After the close of the New York NYMEX last night, the price of spot gold started a slow climb that might have been hinted at in yesterday’s mid-day pop in gold prices. The pop is evident in this five-day SPDR Gold Trust (NYSE:GLD) chart:
The jump in pricing occurred around the time the June retail sales numbers came in. The news was bad, of course, with a 0.5% decline. Negative sentiment in Asia seemed to be pushing gold prices higher.
“I’m bullish for gold, with the metal seen attempting to rise as far as $1,240 in the coming week,” Hong Kong’s director of Asia commodities Wallace Ng told Bloomberg Business Week. “Still, a major breakout to another record may be difficult for the present.”

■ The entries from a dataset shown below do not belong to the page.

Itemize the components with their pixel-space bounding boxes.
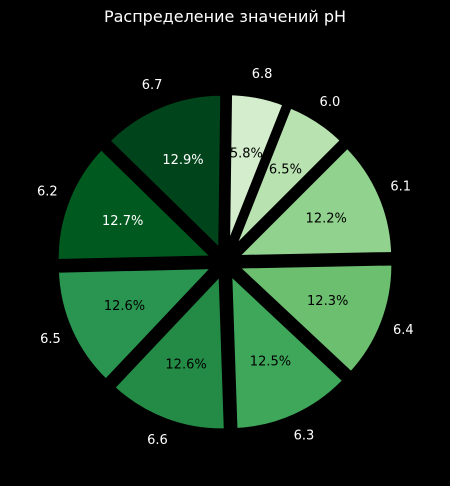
category-label-6-0: 6.0 bbox=[320, 95, 341, 110]
percent-label-6-1: 12.2% bbox=[306, 211, 347, 226]
percent-label-6-7: 12.9% bbox=[162, 153, 203, 168]
category-label-6-5: 6.5 bbox=[40, 332, 61, 347]
percent-label-6-4: 12.3% bbox=[307, 294, 348, 309]
pie-slice-6-7 bbox=[103, 89, 227, 256]
category-label-6-4: 6.4 bbox=[393, 323, 414, 338]
pie-slice-6-8 bbox=[223, 89, 289, 256]
category-label-6-6: 6.6 bbox=[147, 433, 168, 448]
percent-label-6-8: 5.8% bbox=[230, 147, 263, 162]
percent-label-6-3: 12.5% bbox=[250, 355, 291, 370]
percent-labels: 12.2% 12.3% 12.5% 12.6% 12.6% 12.7% 12.9% 5.8% 6… bbox=[102, 147, 348, 373]
pie-slice-6-0 bbox=[227, 101, 347, 257]
pie-slice-6-5 bbox=[52, 263, 219, 386]
category-label-6-1: 6.1 bbox=[390, 180, 411, 195]
pie-slice-6-6 bbox=[108, 268, 230, 435]
percent-label-6-2: 12.7% bbox=[102, 214, 143, 229]
pie-slices bbox=[52, 89, 398, 435]
category-label-6-8: 6.8 bbox=[252, 67, 273, 82]
category-label-6-2: 6.2 bbox=[37, 184, 58, 199]
pie-slice-6-2 bbox=[52, 143, 219, 265]
percent-label-6-6: 12.6% bbox=[165, 357, 206, 372]
pie-slice-6-4 bbox=[231, 259, 398, 378]
pie-slice-6-1 bbox=[231, 141, 398, 262]
chart-title: Распределение значений pH bbox=[104, 7, 346, 26]
category-labels: 6.1 6.4 6.3 6.6 6.5 6.2 6.7 6.8 6.0 bbox=[37, 67, 414, 448]
category-label-6-7: 6.7 bbox=[142, 78, 163, 93]
pie-slice-6-3 bbox=[226, 268, 349, 435]
category-label-6-3: 6.3 bbox=[294, 428, 315, 443]
percent-label-6-5: 12.6% bbox=[104, 299, 145, 314]
percent-label-6-0: 6.5% bbox=[269, 163, 302, 178]
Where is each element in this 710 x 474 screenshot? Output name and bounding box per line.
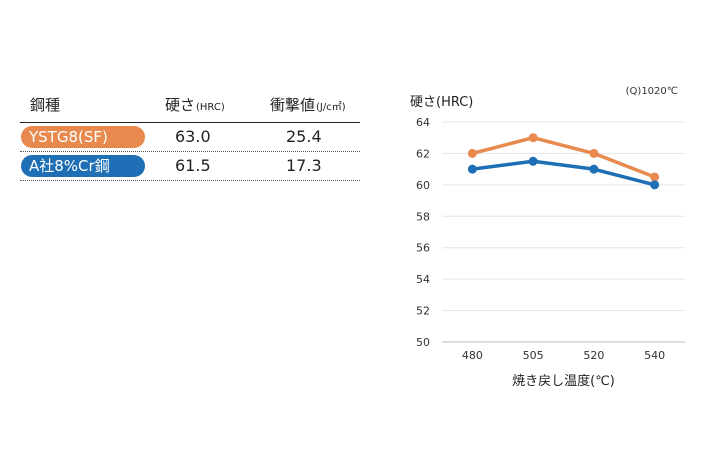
- x-tick-labels: 480 505 520 540: [462, 349, 665, 362]
- y-tick-label: 56: [416, 242, 430, 255]
- x-tick-label: 480: [462, 349, 483, 362]
- series-line: [471, 135, 656, 179]
- hardness-chart: (Q)1020℃ 硬さ(HRC) 焼き戻し温度(℃) 50 52 54 56 58 60 6…: [400, 80, 700, 400]
- data-point: [467, 164, 477, 174]
- impact-value: 25.4: [286, 127, 322, 146]
- impact-value: 17.3: [286, 156, 322, 175]
- steel-name-pill: YSTG8(SF): [21, 126, 145, 148]
- data-point: [650, 172, 660, 182]
- condition-label: (Q)1020℃: [625, 86, 678, 97]
- data-point: [650, 180, 660, 190]
- header-impact-unit: (J/c㎡): [316, 102, 346, 113]
- header-impact-label: 衝撃値: [270, 96, 316, 114]
- y-tick-labels: 50 52 54 56 58 60 62 64: [416, 116, 430, 349]
- header-hardness: 硬さ(HRC): [165, 94, 225, 115]
- data-point: [589, 148, 599, 158]
- header-hardness-unit: (HRC): [196, 102, 225, 113]
- data-point: [467, 148, 477, 158]
- table-row: A社8%Cr鋼 61.5 17.3: [20, 152, 360, 181]
- y-tick-label: 50: [416, 336, 430, 349]
- header-impact: 衝撃値(J/c㎡): [270, 94, 346, 115]
- steel-name-pill: A社8%Cr鋼: [21, 155, 145, 177]
- y-axis-title: 硬さ(HRC): [410, 95, 473, 110]
- data-point: [528, 133, 538, 143]
- series-line: [472, 159, 656, 187]
- x-axis-title: 焼き戻し温度(℃): [512, 373, 615, 389]
- y-tick-label: 62: [416, 147, 430, 160]
- data-point: [528, 156, 538, 166]
- x-tick-label: 505: [523, 349, 544, 362]
- y-tick-label: 52: [416, 305, 430, 318]
- y-tick-label: 54: [416, 273, 430, 286]
- comparison-table: 鋼種 硬さ(HRC) 衝撃値(J/c㎡) YSTG8(SF) 63.0 25.4…: [20, 92, 360, 181]
- x-tick-label: 540: [644, 349, 665, 362]
- grid-layer: [442, 121, 685, 343]
- chart-svg: 硬さ(HRC) 焼き戻し温度(℃) 50 52 54 56 58 60 62 64 480 50…: [410, 95, 685, 389]
- x-tick-label: 520: [583, 349, 604, 362]
- table-header: 鋼種 硬さ(HRC) 衝撃値(J/c㎡): [20, 92, 360, 123]
- header-hardness-label: 硬さ: [165, 96, 196, 114]
- header-steel: 鋼種: [30, 96, 61, 114]
- y-tick-label: 60: [416, 179, 430, 192]
- table-row: YSTG8(SF) 63.0 25.4: [20, 123, 360, 152]
- series-layer: [467, 133, 660, 190]
- y-tick-label: 58: [416, 210, 430, 223]
- data-point: [589, 164, 599, 174]
- hardness-value: 61.5: [175, 156, 211, 175]
- y-tick-label: 64: [416, 116, 430, 129]
- hardness-value: 63.0: [175, 127, 211, 146]
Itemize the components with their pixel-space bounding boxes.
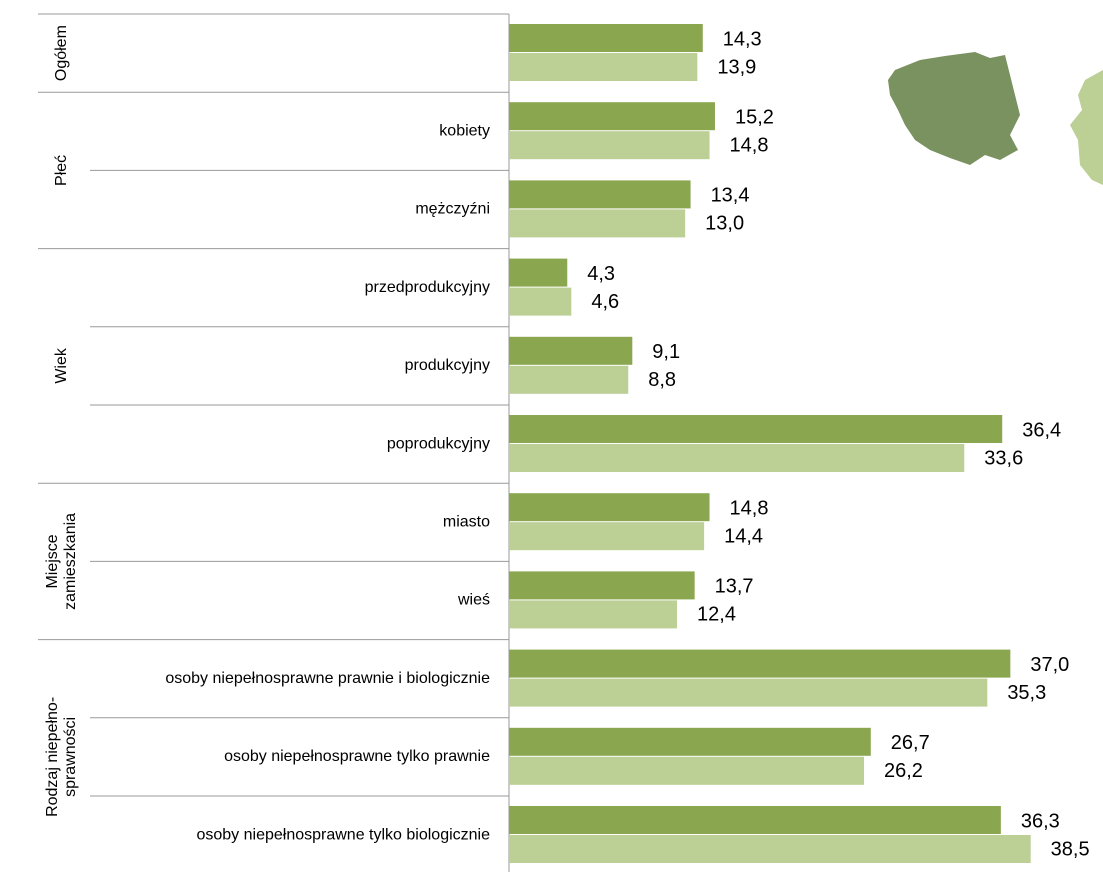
bar (509, 600, 678, 629)
value-label: 36,4 (1022, 419, 1061, 441)
value-label: 26,2 (884, 760, 923, 782)
bar (509, 24, 703, 52)
group-label: Miejsce (44, 534, 61, 588)
value-label: 13,9 (717, 56, 756, 78)
value-label: 38,5 (1051, 838, 1090, 860)
group-label: sprawności (62, 717, 79, 797)
bar (509, 180, 691, 209)
bar (509, 678, 988, 707)
group-label: Płeć (53, 155, 70, 186)
bar (509, 835, 1031, 863)
bar (509, 649, 1011, 678)
value-label: 26,7 (891, 732, 930, 754)
map-poland (888, 52, 1020, 165)
value-label: 8,8 (648, 369, 676, 391)
bar (509, 522, 705, 551)
category-label: osoby niepełnosprawne tylko biologicznie (196, 826, 490, 843)
bar (509, 493, 710, 522)
value-label: 14,3 (723, 28, 762, 50)
value-label: 15,2 (735, 106, 774, 128)
category-label: poprodukcyjny (387, 435, 490, 452)
map-icons (888, 52, 1103, 185)
group-label: Rodzaj niepełno- (44, 697, 61, 817)
category-label: miasto (443, 514, 490, 531)
category-label: wieś (457, 592, 490, 609)
value-label: 4,3 (587, 263, 615, 285)
category-label: kobiety (439, 123, 490, 140)
bar (509, 336, 633, 365)
value-label: 13,0 (705, 213, 744, 235)
value-label: 35,3 (1007, 682, 1046, 704)
value-label: 33,6 (984, 447, 1023, 469)
value-label: 12,4 (697, 604, 736, 626)
bar (509, 365, 629, 394)
value-label: 9,1 (652, 341, 680, 363)
bar (509, 102, 715, 131)
bar (509, 415, 1003, 443)
value-label: 14,4 (724, 525, 763, 547)
bar (509, 209, 686, 238)
category-label: produkcyjny (405, 357, 490, 374)
category-label: osoby niepełnosprawne tylko prawnie (224, 748, 490, 765)
value-label: 14,8 (730, 497, 769, 519)
map-region (1070, 70, 1103, 185)
bar (509, 806, 1001, 834)
value-label: 4,6 (591, 291, 619, 313)
value-label: 13,7 (715, 576, 754, 598)
group-label: zamieszkania (62, 513, 79, 610)
value-label: 37,0 (1030, 654, 1069, 676)
value-label: 13,4 (711, 185, 750, 207)
value-label: 14,8 (730, 134, 769, 156)
bar (509, 53, 698, 81)
group-label: Ogółem (53, 25, 70, 81)
bar (509, 756, 865, 785)
category-label: przedprodukcyjny (365, 279, 490, 296)
bar (509, 444, 965, 472)
category-label: mężczyźni (415, 201, 490, 218)
bar (509, 571, 695, 600)
bar (509, 287, 572, 316)
bar (509, 131, 710, 160)
group-label: Wiek (53, 347, 70, 384)
category-label: osoby niepełnosprawne prawnie i biologic… (165, 670, 490, 687)
bar (509, 727, 871, 756)
value-label: 36,3 (1021, 810, 1060, 832)
bar (509, 258, 568, 287)
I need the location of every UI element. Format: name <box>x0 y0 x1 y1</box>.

Around 11:30 p.m. last night, the metal was trading at $1,211 up from an intraday NYMEX low below $1,205. A bevy of bad economic news may put further upward pressure on gold prices. The central tendency growth forecast was lowered to a range of 3 percent to 3.5 percent, U.S. industrial production will post a drop and China’s GDP is showing signs of slowing as the government there tries to rein in growth.
All that paints a gloomy picture for stocks and a rosy one for gold. If the stimulus isn’t working, after all, we’ll likely see a bit of deflation before governments are forced to inflate currencies in a malingering economic environment.